Lundi 18 septembre 2023, la Première ministre, Élisabeth Borne, a présenté sa feuille de route sur la Planification écologique, https://www.gouvernement.fr/france-nation-verte. Cette feuille de route marque une avancée politique notable. Dans le même temps, elle fait l’impasse sur trois points cruciaux pour le climat, trois points largement documentés par la recherche scientifique1.
1. Méthane. L’urgence des urgence est de réduire les émissions de méthane. Ce puissant gaz à effet de serre a une durée moyenne de vie dans l’atmosphère de seulement une dizaine d’année. Alors que pour le CO2, c’est plus d’un siècle. C’est pourquoi la réduction des émissions de méthane entraîne une réduction de l’effet de serre dix fois plus rapide que pour le C02.

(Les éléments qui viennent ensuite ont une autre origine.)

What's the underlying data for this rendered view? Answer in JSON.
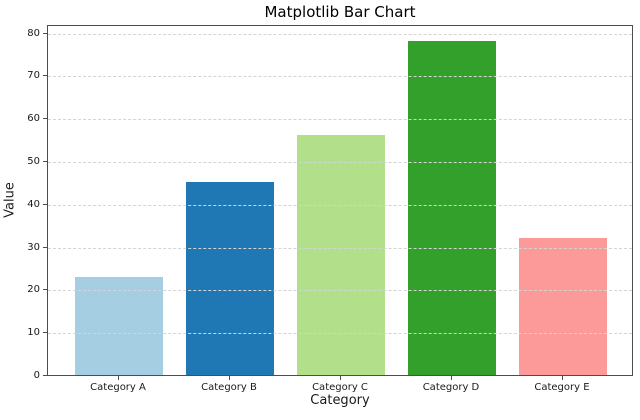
{
  "chart_data": {
    "type": "bar",
    "title": "Matplotlib Bar Chart",
    "categories": [
      "Category A",
      "Category B",
      "Category C",
      "Category D",
      "Category E"
    ],
    "values": [
      23,
      45,
      56,
      78,
      32
    ],
    "bar_colors": [
      "#a6cee3",
      "#1f78b4",
      "#b2df8a",
      "#33a02c",
      "#fb9a99"
    ],
    "xlabel": "Category",
    "ylabel": "Value",
    "ylim": [
      0,
      82
    ],
    "yticks": [
      0,
      10,
      20,
      30,
      40,
      50,
      60,
      70,
      80
    ],
    "grid": true,
    "grid_linestyle": "dashed",
    "grid_over_bars": true,
    "legend_position": "none"
  },
  "colors": {
    "background": "#ffffff",
    "spine": "#4d4d4d",
    "grid": "#d4d4d4",
    "text": "#1a1a1a",
    "title_text": "#000000"
  }
}
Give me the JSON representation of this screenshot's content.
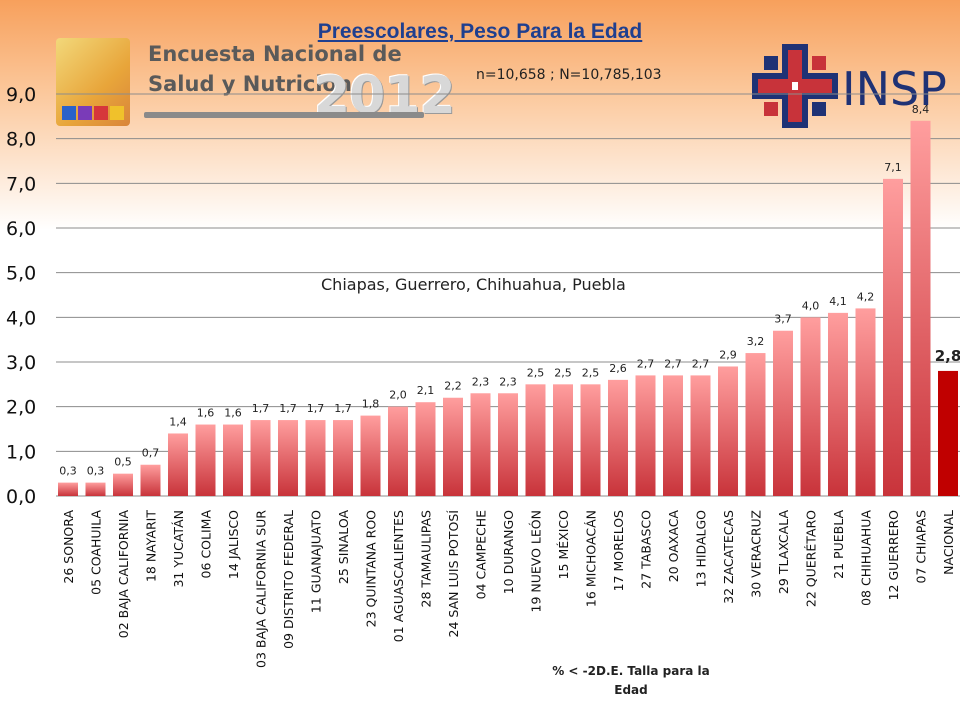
{
  "title": "Preescolares, Peso Para la Edad",
  "subtitle": "n=10,658 ; N=10,785,103",
  "annotation": "Chiapas, Guerrero, Chihuahua, Puebla",
  "logos": {
    "survey": {
      "line1": "Encuesta Nacional de",
      "line2": "Salud y Nutrición",
      "year": "2012"
    },
    "insp": {
      "text": "INSP"
    }
  },
  "colors": {
    "bar_top": "#ff9e9e",
    "bar_bottom": "#c8333a",
    "national_bar": "#c00000",
    "grid": "#8c8c8c"
  },
  "chart_data": {
    "type": "bar",
    "title": "Preescolares, Peso Para la Edad",
    "xlabel": "% < -2D.E. Talla para la Edad",
    "ylabel": "",
    "ylim": [
      0,
      9
    ],
    "yticks": [
      "0,0",
      "1,0",
      "2,0",
      "3,0",
      "4,0",
      "5,0",
      "6,0",
      "7,0",
      "8,0",
      "9,0"
    ],
    "grid": true,
    "categories": [
      "26 SONORA",
      "05 COAHUILA",
      "02 BAJA CALIFORNIA",
      "18 NAYARIT",
      "31 YUCATÁN",
      "06 COLIMA",
      "14 JALISCO",
      "03 BAJA CALIFORNIA SUR",
      "09 DISTRITO FEDERAL",
      "11 GUANAJUATO",
      "25 SINALOA",
      "23 QUINTANA ROO",
      "01 AGUASCALIENTES",
      "28 TAMAULIPAS",
      "24 SAN LUIS POTOSÍ",
      "04 CAMPECHE",
      "10 DURANGO",
      "19 NUEVO LEÓN",
      "15 MÉXICO",
      "16 MICHOACÁN",
      "17 MORELOS",
      "27 TABASCO",
      "20 OAXACA",
      "13 HIDALGO",
      "32 ZACATECAS",
      "30 VERACRUZ",
      "29 TLAXCALA",
      "22 QUERÉTARO",
      "21 PUEBLA",
      "08 CHIHUAHUA",
      "12 GUERRERO",
      "07 CHIAPAS",
      "NACIONAL"
    ],
    "values": [
      0.3,
      0.3,
      0.5,
      0.7,
      1.4,
      1.6,
      1.6,
      1.7,
      1.7,
      1.7,
      1.7,
      1.8,
      2.0,
      2.1,
      2.2,
      2.3,
      2.3,
      2.5,
      2.5,
      2.5,
      2.6,
      2.7,
      2.7,
      2.7,
      2.9,
      3.2,
      3.7,
      4.0,
      4.1,
      4.2,
      7.1,
      8.4,
      2.8
    ],
    "labels": [
      "0,3",
      "0,3",
      "0,5",
      "0,7",
      "1,4",
      "1,6",
      "1,6",
      "1,7",
      "1,7",
      "1,7",
      "1,7",
      "1,8",
      "2,0",
      "2,1",
      "2,2",
      "2,3",
      "2,3",
      "2,5",
      "2,5",
      "2,5",
      "2,6",
      "2,7",
      "2,7",
      "2,7",
      "2,9",
      "3,2",
      "3,7",
      "4,0",
      "4,1",
      "4,2",
      "7,1",
      "8,4",
      "2,8"
    ],
    "highlight_index": 32
  }
}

Or il y a urgence, car la baisse du recours aux énergies fossiles va entraîner une baisse de la présence d’aérosol dans l’atmosphère, d’aérosol qui ont un effet miroir qui réduit le réchauffement climatique. A ce sujet, nous pouvons lire la conclusion d’un récent post de Sylvestre Huet : « les politiques sanitaires visant à réduire les émissions d’aérosols par les industries, les transports et les équipements de chauffage utilisant charbon, pétrole ou bois auront un effet climatique réchauffant, en supprimant un facteur anthropique refroidissant. Ce qui n’est vraiment pas une raison valable pour ne pas conduire ces politiques. », https://www.lemonde.fr/blog/huet/2023/09/18/le-rechauffement-accelere-t-il/.
Tout cela était déjà présenté par le GIEC dans son cinquième rapport2, publié en 2013-2014. Bref, pour compenser l’augmentation du réchauffement qui sera dû à la baisse des taux d’aérosol, il faut au plus vite réduire les émissions de méthane. Pour ce faire, bien sûr il y a la réduction des émissions de méthane par l’agriculture (riz, bovins, ovins), mais aussi et surtout, dans l’immédiat il faut cesser d’importer du gaz et du pétrole non conventionnels dont l’extraction s’accompagne de largage important de méthane.
La feuille de route de la Première ministre n’aborde tout simplement pas la question. Il y est certes question d’émissions de Gaz à effet de serre équivalent CO2, ce qui prend en compte le méthane, mais aucune différence n’y est considérée entre le méthane et le CO2. Autrement dit, É. Borne ne prend pas en considération l’urgence particulière et cruciale de la réduction des émissions de méthane.
2. Océan. La France possède, derrière les États-Unis, la deuxième plus importante Zone économique exclusive (ZEE), soit plus de 10 millions de km². La ZEE est la zone maritime située à moins de 200 miles (370,42 km) de la côte du territoire national ; elle relève de la souveraineté nationale. Or la protection des mers et océans est indispensable pour réduire le risque d’une amplification tragique du réchauffement climatique. J’ai développé ce point sur mon blog, Climat, océans, même urgence !
Pas un seul mot à ce sujet dans la feuille de route de la Cheffe du gouvernement.
3. L’objectif de réduction des émissions nettes de gaz à effet de serre fixés à 55 % pour 2030 par rapport à 1990 est largement insuffisant. A ce sujet mon blog, Le principe de précaution doit être la boussole des politiques climatiques.
1Je n’aborde pas ici d’autres sujet que le climat, cela n’est pas par négligence, mais dans un but de concision et de clarté.
2Résumé technique de la contribution du Groupe 1 au 5e Rapport d’évaluation, section 5.2, page 81.